Hayley felt like her entire worldview had been turned upside-down and shaken. She turned to Hugh, wondering what sort of walking legend he would turn out to be. “And you’re…?”
“Bloody exhausted.” Hugh took his hands off Griff’s chest at last, flexing his fingers as if he had pins-and-needles. “There’s nothing more I can do now. I want to leave him here, with you, if that’s all right. He’s not fully back to human yet. Maybe you can get him the rest of the way.”
“I’ll try.” Hayley sank cross-legged to the carpet, taking Griff’s hand. His fingers were still curled into claws, but they relaxed a little at her touch. “I won’t leave him alone.”
“And we won’t leave you alone.” Dai looked around at the other men. “So, who’s taking first watch?”
CHAPTER NINE
Griff
Griff woke up with every part of his body aching with a bone-deep, throbbing pain.
That was a pleasant surprise. He hadn’t been expecting to wake up at all.
Wincing, he very cautiously pushed himself upright on the couch. All the vertebrae in his back ground against each other like granite rocks, but at least he wasn’t hunched over on all fours like a beast.
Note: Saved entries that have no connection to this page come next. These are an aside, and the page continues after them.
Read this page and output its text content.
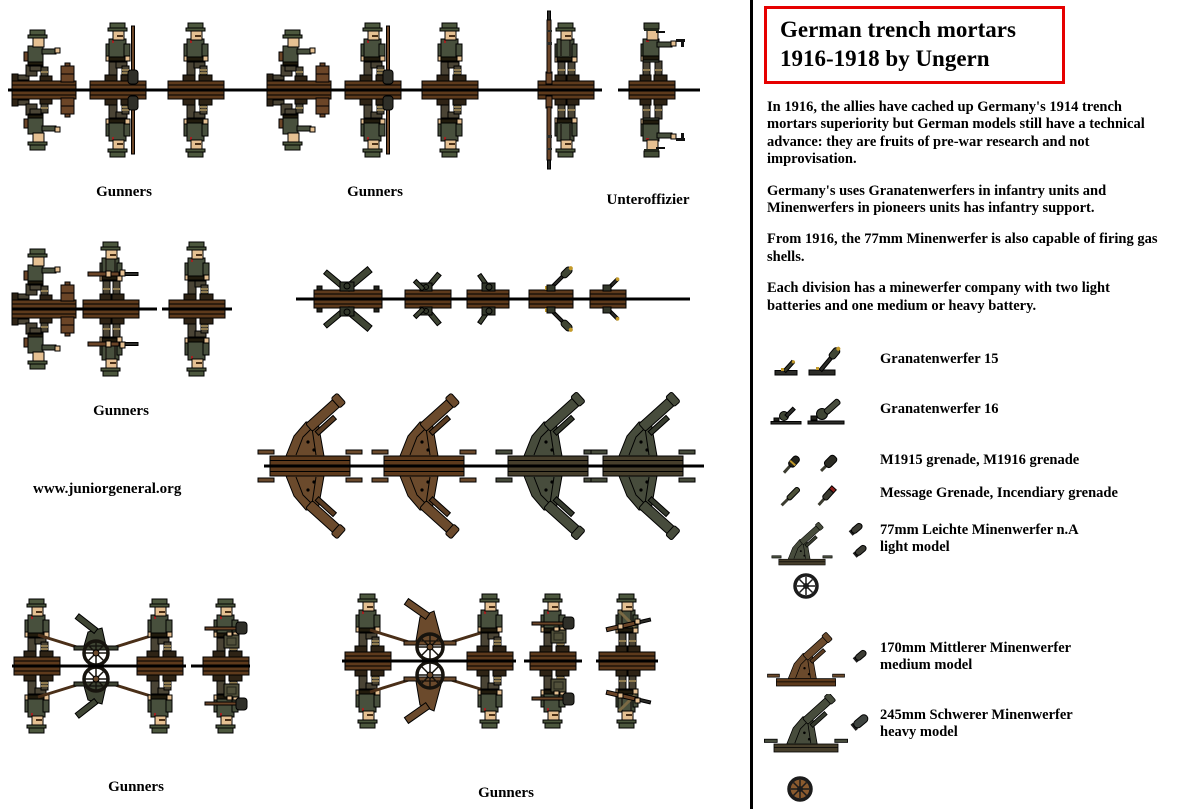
Gunners	Gunners	Unteroffizier
Gunners
Gunners	Gunners
www.juniorgeneral.org
German trench mortars
1916-1918 by Ungern

In 1916, the allies have cached up Germany's 1914 trench mortars superiority but German models still have a technical advance: they are fruits of pre-war research and not improvisation.

Germany's uses Granatenwerfers in infantry units and Minenwerfers in pioneers units has infantry support.

From 1916, the 77mm Minenwerfer is also capable of firing gas shells.

Each division has a minewerfer company with two light batteries and one medium or heavy battery.

Granatenwerfer 15
Granatenwerfer 16
M1915 grenade, M1916 grenade
Message Grenade, Incendiary grenade
77mm Leichte Minenwerfer n.A
light model
170mm Mittlerer Minenwerfer
medium model
245mm Schwerer Minenwerfer
heavy model
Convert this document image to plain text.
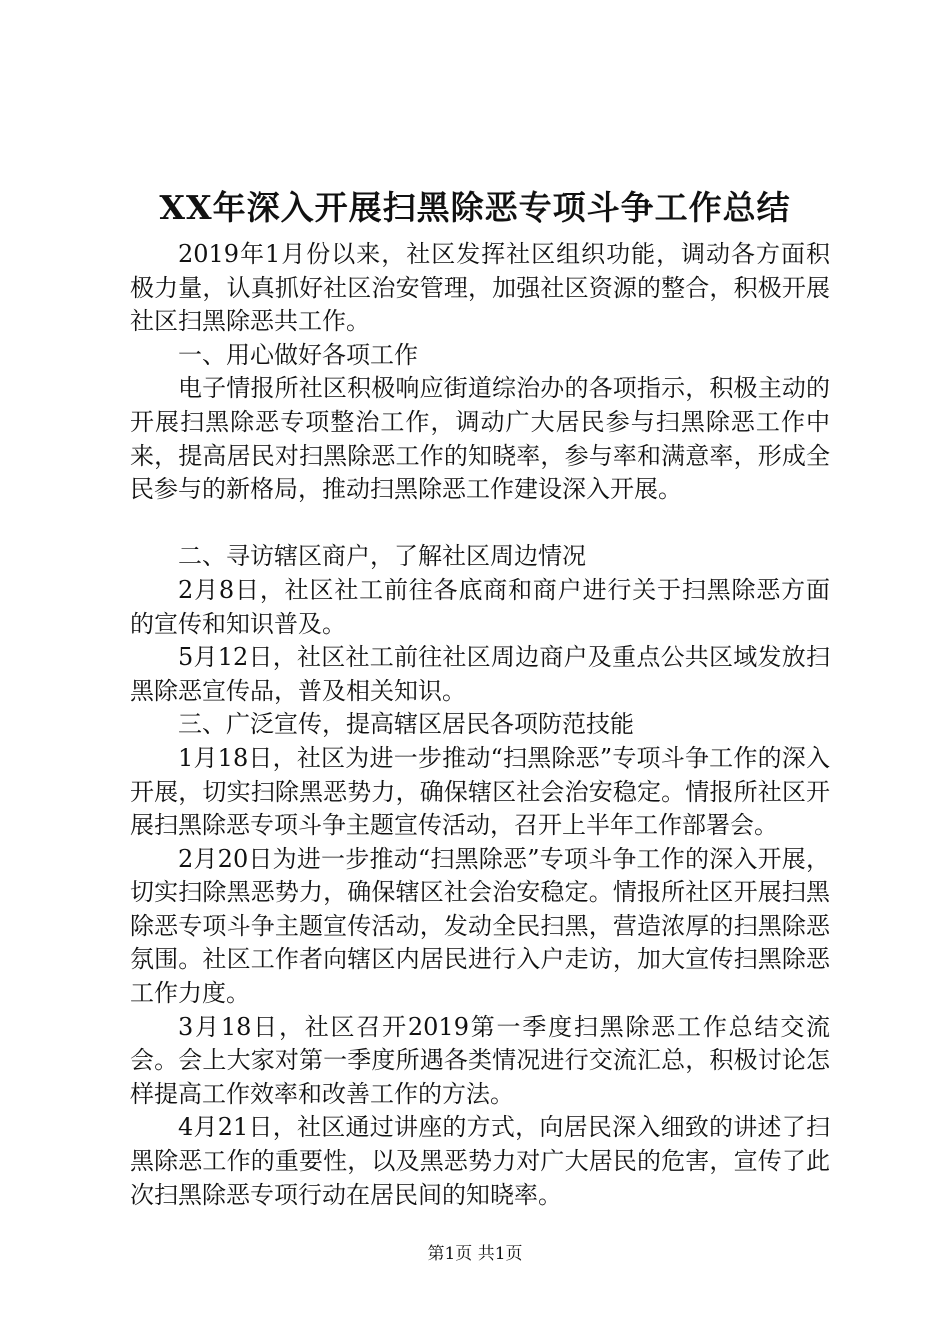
XX年深入开展扫黑除恶专项斗争工作总结

2019年1月份以来，社区发挥社区组织功能，调动各方面积极力量，认真抓好社区治安管理，加强社区资源的整合，积极开展社区扫黑除恶共工作。

一、用心做好各项工作

电子情报所社区积极响应街道综治办的各项指示，积极主动的开展扫黑除恶专项整治工作，调动广大居民参与扫黑除恶工作中来，提高居民对扫黑除恶工作的知晓率，参与率和满意率，形成全民参与的新格局，推动扫黑除恶工作建设深入开展。

二、寻访辖区商户，了解社区周边情况

2月8日，社区社工前往各底商和商户进行关于扫黑除恶方面的宣传和知识普及。

5月12日，社区社工前往社区周边商户及重点公共区域发放扫黑除恶宣传品，普及相关知识。

三、广泛宣传，提高辖区居民各项防范技能

1月18日，社区为进一步推动“扫黑除恶”专项斗争工作的深入开展，切实扫除黑恶势力，确保辖区社会治安稳定。情报所社区开展扫黑除恶专项斗争主题宣传活动，召开上半年工作部署会。

2月20日为进一步推动“扫黑除恶”专项斗争工作的深入开展，切实扫除黑恶势力，确保辖区社会治安稳定。情报所社区开展扫黑除恶专项斗争主题宣传活动，发动全民扫黑，营造浓厚的扫黑除恶氛围。社区工作者向辖区内居民进行入户走访，加大宣传扫黑除恶工作力度。

3月18日，社区召开2019第一季度扫黑除恶工作总结交流会。会上大家对第一季度所遇各类情况进行交流汇总，积极讨论怎样提高工作效率和改善工作的方法。

4月21日，社区通过讲座的方式，向居民深入细致的讲述了扫黑除恶工作的重要性，以及黑恶势力对广大居民的危害，宣传了此次扫黑除恶专项行动在居民间的知晓率。

第1页 共1页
His knuckles popped as he flexed his fingers, testing their movement. All his fingernails had gone back to human, but three of the fingers on his right hand were now crooked, curled into hooked claw-shapes. Grimacing, Griff tried to straighten them. The joints were locked solid.
Guess I’ll be learning to write left-handed, then.
He couldn’t believe he’d gotten off so lightly. Even with the wyvern venom instantly halting his uncontrolled shift, he’d expected to come back to a body that was more animal than man…if he’d come back at all.
What happened?
His eagle was still catatonic at the very back of his mind, leaving him with only human levels of perception. Griff looked around, blinking to clear his dry, strained eyes. Everything seemed dim and foggy, as if he was looking through smoked glass. He was so unused to the limitations of human sight that it took him a moment to recognize Hayley’s living room.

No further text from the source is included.